Results showed that there were statistically significant between-group differences in VAS bothersomeness and pain intensity scores favoring the real acupuncture group. In addition, the scores on these two measures continuously improved up to three months. There were no significant differences with respect to the other secondary measures. Sixteen participants experienced mild to moderate side-effects through to be arising from the treatments. Thus, the researchers concluded that real acupuncture treatment is effective in reducing pain intensity and bothersomeness among patients with CLBP.
Strengths and Weaknesses
The study’s main strength lies in its attempts to reduce bias. The placebo effect is a known source of bias in pain studies. The use of sham acupuncture as control treatment was meant to counter the placebo effect and therefore lend credibility to study findings. Stringent eligibility criteria were used in recruiting patients to ensure that acupuncture was investigated in cases of uncomplicated CLPB only. Thus, patients experiencing concurrent conditions in other areas of the body that could also be bothersome or painful and could cause disability or general ill health were excluded to minimize confounding variables. Other conditions where the safety of acupuncture is largely unknown such as pregnancy also led to the exclusion of potential participants. Prior and concurrent treatment with acupuncture or other forms of therapy further constituted an exclusion criterion. Randomization to the different arms was conducted using computerized stratified block methods to achieve balance in participant attributes between the two groups. Homogeneity between treatment and control group participants was confirmed using a test. Several medical doctors performed the treatments and to reduce bias in this area, they underwent training to standardize both the true acupuncture and sham acupuncture protocols.

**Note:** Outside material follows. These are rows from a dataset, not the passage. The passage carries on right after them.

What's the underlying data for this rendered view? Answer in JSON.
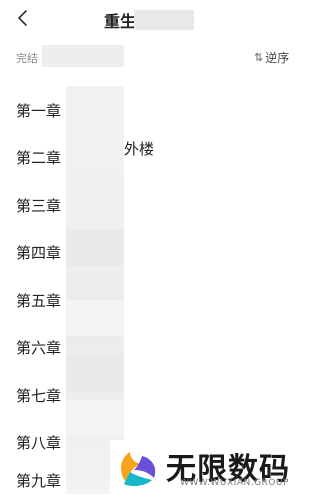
{
  "header": {
    "title_start": "重生",
    "title_end": "",
    "back_icon": "chevron-left-icon"
  },
  "subbar": {
    "status": "完结",
    "sort_label": "逆序",
    "sort_icon": "sort-icon"
  },
  "chapters": [
    {
      "label": "第一章"
    },
    {
      "label": "第二章",
      "visible_fragment": "外楼"
    },
    {
      "label": "第三章"
    },
    {
      "label": "第四章"
    },
    {
      "label": "第五章"
    },
    {
      "label": "第六章"
    },
    {
      "label": "第七章"
    },
    {
      "label": "第八章"
    },
    {
      "label": "第九章"
    }
  ],
  "watermark": {
    "brand_text": "无限数码",
    "url": "WWW.WUXIAN.GROUP",
    "colors": {
      "orange": "#f7a21b",
      "purple": "#6b4fd8",
      "teal": "#19b5c9"
    }
  }
}
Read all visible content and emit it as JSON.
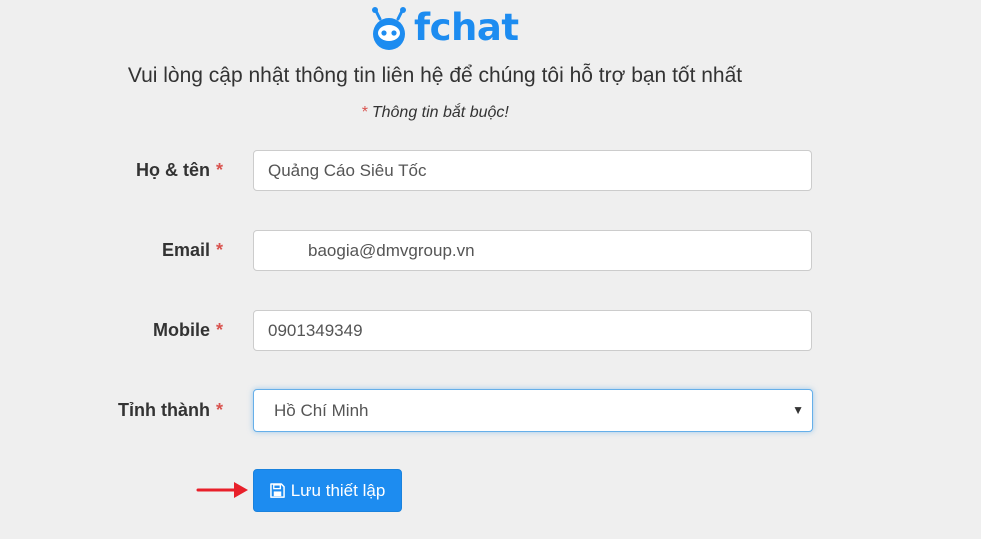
{
  "brand": {
    "name": "fchat",
    "color": "#1d8cf0"
  },
  "header": {
    "subtitle": "Vui lòng cập nhật thông tin liên hệ để chúng tôi hỗ trợ bạn tốt nhất",
    "required_note_asterisk": "*",
    "required_note": "Thông tin bắt buộc!"
  },
  "form": {
    "name": {
      "label": "Họ & tên",
      "required": "*",
      "value": "Quảng Cáo Siêu Tốc"
    },
    "email": {
      "label": "Email",
      "required": "*",
      "value": "baogia@dmvgroup.vn"
    },
    "mobile": {
      "label": "Mobile",
      "required": "*",
      "value": "0901349349"
    },
    "province": {
      "label": "Tỉnh thành",
      "required": "*",
      "selected": "Hồ Chí Minh",
      "caret": "▼"
    }
  },
  "actions": {
    "save_label": "Lưu thiết lập",
    "save_icon": "floppy-disk-icon"
  },
  "colors": {
    "required": "#d9534f",
    "primary": "#1d8cf0",
    "annotation_arrow": "#e8202a",
    "background": "#efefef"
  }
}
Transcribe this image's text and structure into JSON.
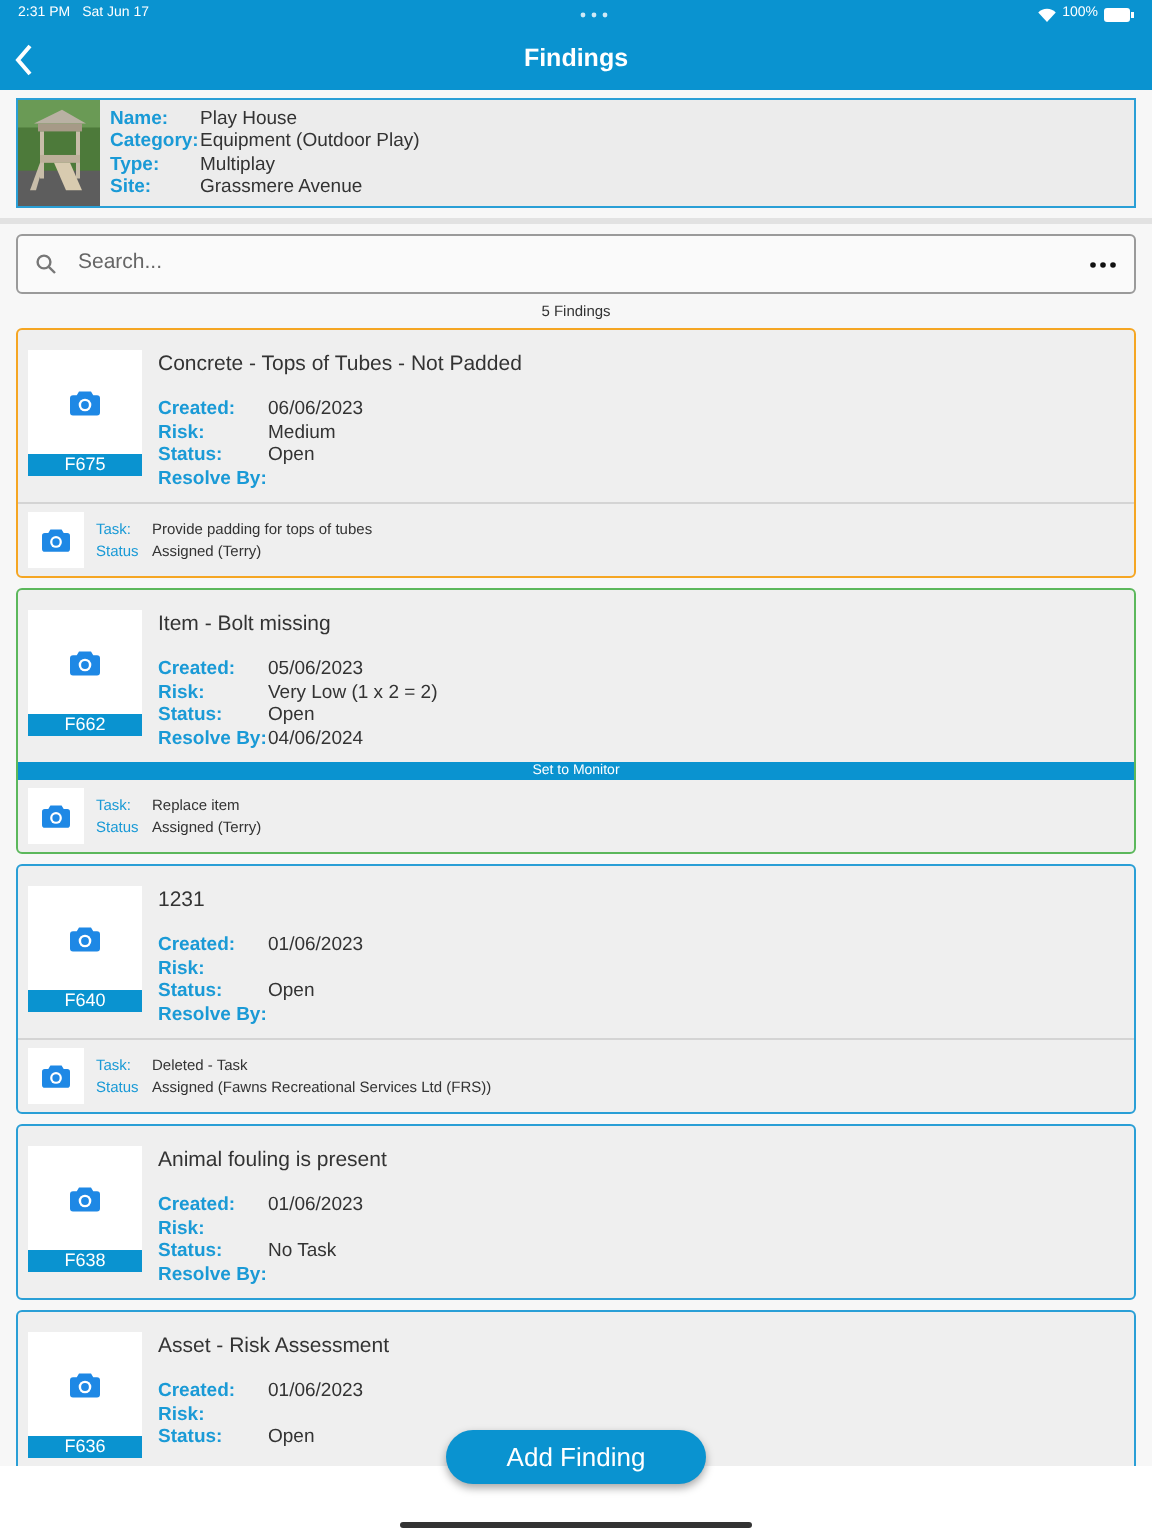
{
  "status_bar": {
    "time": "2:31 PM",
    "date": "Sat Jun 17",
    "battery": "100%"
  },
  "header": {
    "title": "Findings"
  },
  "asset": {
    "fields": [
      {
        "label": "Name:",
        "value": "Play House"
      },
      {
        "label": "Category:",
        "value": "Equipment (Outdoor Play)"
      },
      {
        "label": "Type:",
        "value": "Multiplay"
      },
      {
        "label": "Site:",
        "value": "Grassmere Avenue"
      }
    ]
  },
  "search": {
    "placeholder": "Search..."
  },
  "count": "5 Findings",
  "findings": [
    {
      "id": "F675",
      "title": "Concrete - Tops of Tubes - Not Padded",
      "color": "#f5a623",
      "fields": [
        {
          "label": "Created:",
          "value": "06/06/2023"
        },
        {
          "label": "Risk:",
          "value": "Medium"
        },
        {
          "label": "Status:",
          "value": "Open"
        },
        {
          "label": "Resolve By:"
        }
      ],
      "task": {
        "task_label": "Task:",
        "task": "Provide padding for tops of tubes",
        "status_label": "Status",
        "status": "Assigned (Terry)"
      }
    },
    {
      "id": "F662",
      "title": "Item - Bolt missing",
      "color": "#5cb85c",
      "fields": [
        {
          "label": "Created:",
          "value": "05/06/2023"
        },
        {
          "label": "Risk:",
          "value": "Very Low (1 x 2 = 2)"
        },
        {
          "label": "Status:",
          "value": "Open"
        },
        {
          "label": "Resolve By:",
          "value": "04/06/2024"
        }
      ],
      "banner": "Set to Monitor",
      "task": {
        "task_label": "Task:",
        "task": "Replace item",
        "status_label": "Status",
        "status": "Assigned (Terry)"
      }
    },
    {
      "id": "F640",
      "title": "1231",
      "color": "#2a9fd6",
      "fields": [
        {
          "label": "Created:",
          "value": "01/06/2023"
        },
        {
          "label": "Risk:"
        },
        {
          "label": "Status:",
          "value": "Open"
        },
        {
          "label": "Resolve By:"
        }
      ],
      "task": {
        "task_label": "Task:",
        "task": "Deleted - Task",
        "status_label": "Status",
        "status": "Assigned (Fawns Recreational Services Ltd (FRS))"
      }
    },
    {
      "id": "F638",
      "title": "Animal fouling is present",
      "color": "#2a9fd6",
      "fields": [
        {
          "label": "Created:",
          "value": "01/06/2023"
        },
        {
          "label": "Risk:"
        },
        {
          "label": "Status:",
          "value": "No Task"
        },
        {
          "label": "Resolve By:"
        }
      ]
    },
    {
      "id": "F636",
      "title": "Asset - Risk Assessment",
      "color": "#2a9fd6",
      "fields": [
        {
          "label": "Created:",
          "value": "01/06/2023"
        },
        {
          "label": "Risk:"
        },
        {
          "label": "Status:",
          "value": "Open"
        }
      ]
    }
  ],
  "add_button": "Add Finding"
}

A primary weakness is its sampling method and sampling size. The study used volunteer sampling in that recruitment was via newspaper, hospital website, hospital magazine, and bulletin board advertising. For this reason, not everyone in the population had an equal chance of participation that may have contributed to bias. The sampling size was adequate even at 20% drop out, although the actual drop-out rate was 10%. However, this achieved an 80% statistical power. If the study was to achieve higher levels of power at 90% or 95%, a much larger sample will be required.
The study is a randomized controlled trial that investigated the effectiveness of acupuncture mainly in improving the quality of life of patients suffering from chronic neck myofascial pain syndrome (MPS). The Short Form-36 (SF-36) was employed to assess quality of life. The study also examined the effect of acupuncture on secondary outcomes, namely range of motion of the neck, pain precipitated by movement, and the items in the Short-Form McGill Pain Questionnaire (SF-MPQ). There were two arms in the study – the acupuncture group and the sham acupuncture group to which a sample of 35 patients were assigned using random methods.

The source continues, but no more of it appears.